If we take the our value of 6014 chicken DALYs per thousand dollars, and weight it by 0.332, we get a final value of of 6014*0.332 = 1996 Human-DALYS equivalent per thousand dollars.

In my replication document, I did a similar estimate for Broilers, getting an answer of 246 DALYS per thousand dollars.

Human welfare comparison:

The GHD estimate was pretty similar between sources: they claim that a top tier global health charity like AMF is yielding about 20 DALYs per thousand dollars. I think this estimate originates from this report. Note that this is for saving lives: The conversion rate used seems to be saying that saving a childs life in a poor african country is equivalent to preventing about 50 DALY’s of suffering.

My final answers for cost effectiveness:

So factoring this in, correcting what I believe to be errors, and also accounting for the controversial moral weights, my estimate, if I follow the RP methodology and assumptions (which should not be taken as an endorsement of these methods), is as follows.
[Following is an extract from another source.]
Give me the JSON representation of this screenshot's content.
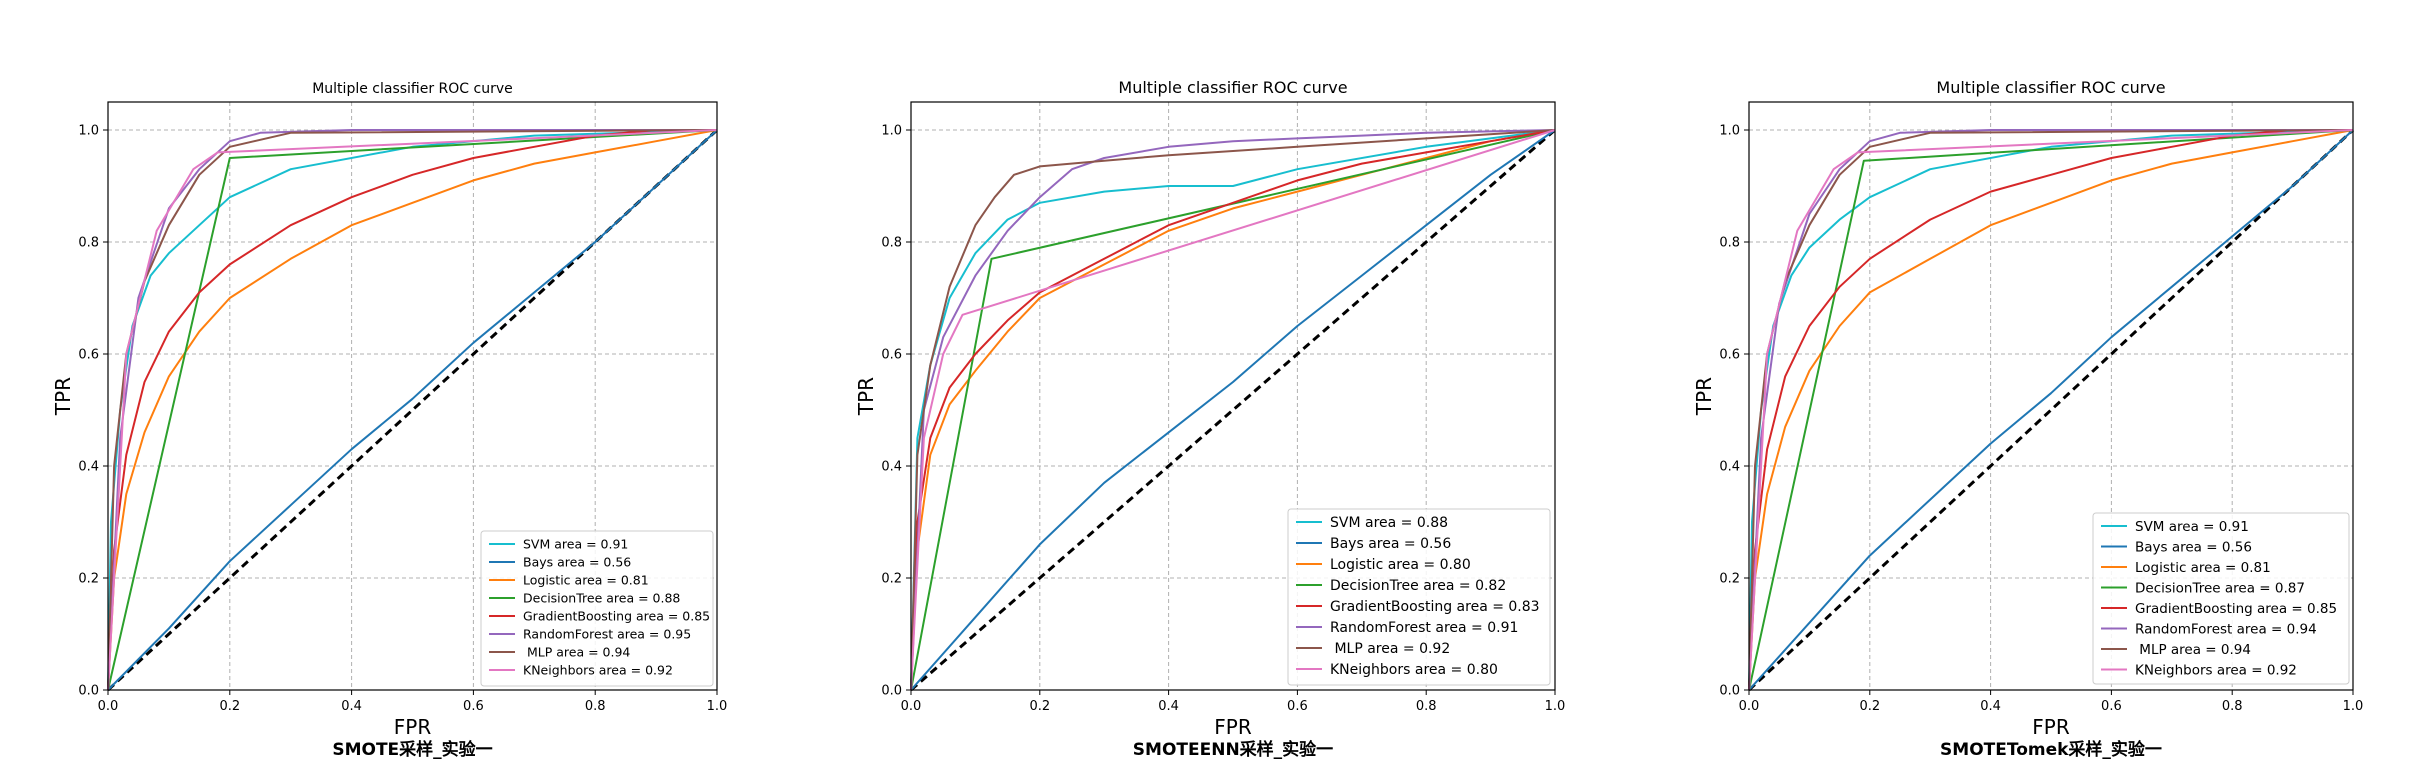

For the intervention of cage free campaigns, using RP’s moral weights, the intervention saves 1996 DALY’s per thousand dollars, about a 100 times as effective as AMF.

For the intervention of cage free campaigns, using naive neuron count weights, the intervention saves 17 DALY’s per thousand dollars, about the same effectiveness as AMF.

For the intervention of better broiler campaigns, using RP’s moral weights, the intervention saves 246 DALY’s per thousand dollars, about a 10 times as effective as AMF.

For the intervention of better broiler campaigns, using naive neuron count weights, the intervention saves 2.2 DALY’s per thousand dollars, about 10 times less effective than AMF.

Explaining the various figures I introduced the post with:

The 60 times figure from this report seems to be a result of the laying time error I discussed earlier. I replicated their answer (i believe) in the Laura replication tab on my spreadsheet.

The 35 times figure on the cross intervention comparison website is inexplicable to me: I think the numbers entered in as the default values are just wrong. I think it’s a cool tool though.

Vasco’s figure of 1500 times as effective appears to be a result of having DALY conversion factors that are roughly ten times what RP uses, along with not discounting for less effective future campaigns. I’m not saying he’s wrong, just that these are the key differences in assumptions. I haven’t looked too closely, but I was able to get similar figures by upping the DALY weights in the broiler model.

You may be able to spot further problems with this analysis: hopefully I have made it easier to do so. Remember: Don’t just take numbers as they are: all numbers rely on assumptions and calculations made by fallible humans who make mistakes sometimes. Many numbers floating around EA are not checked thoroughly, and it is often extremely easy to make mistakes.

I have gained a lot of respect for the extreme amount of work, effort and transparency RP put into their research: however I believe they still made mistakes which substantially affected their results. You should take the numbers from any org that is less thorough with even more skepticism.

  1. ^

    (reported median values for ease of following)

  2. ^

    a certain number of hens would have been freed without the campaign: an estimate of this is included in the calculation.

  3. ^

    You have to be careful: this is not chickens per year per dollar, this is chickens times years per dollar. Doubling the number of chickens or doubling the length of intervention would both double this final value. This is the source of a lot of confusion, but fortunately, we can cancel this out.

  4. ^

    Note that these are human years to human DALY’s: RP assumes these are the same conversions as chicken years to chicken DALY’s.

  5. ^

    if you look at the hens affected per dollar CF campaign field, you get a value of 36.2. This is just Saulius figure of 54 discounted by 40%.

  6. ^

    Note that there are knock on effects from the human being . Cost effectiveness evaluations include some, but not all knock on effects.

  7. ^

    footnote: I guess you could also have someone who thinks chickens are more important than humans, but let’s not go that far.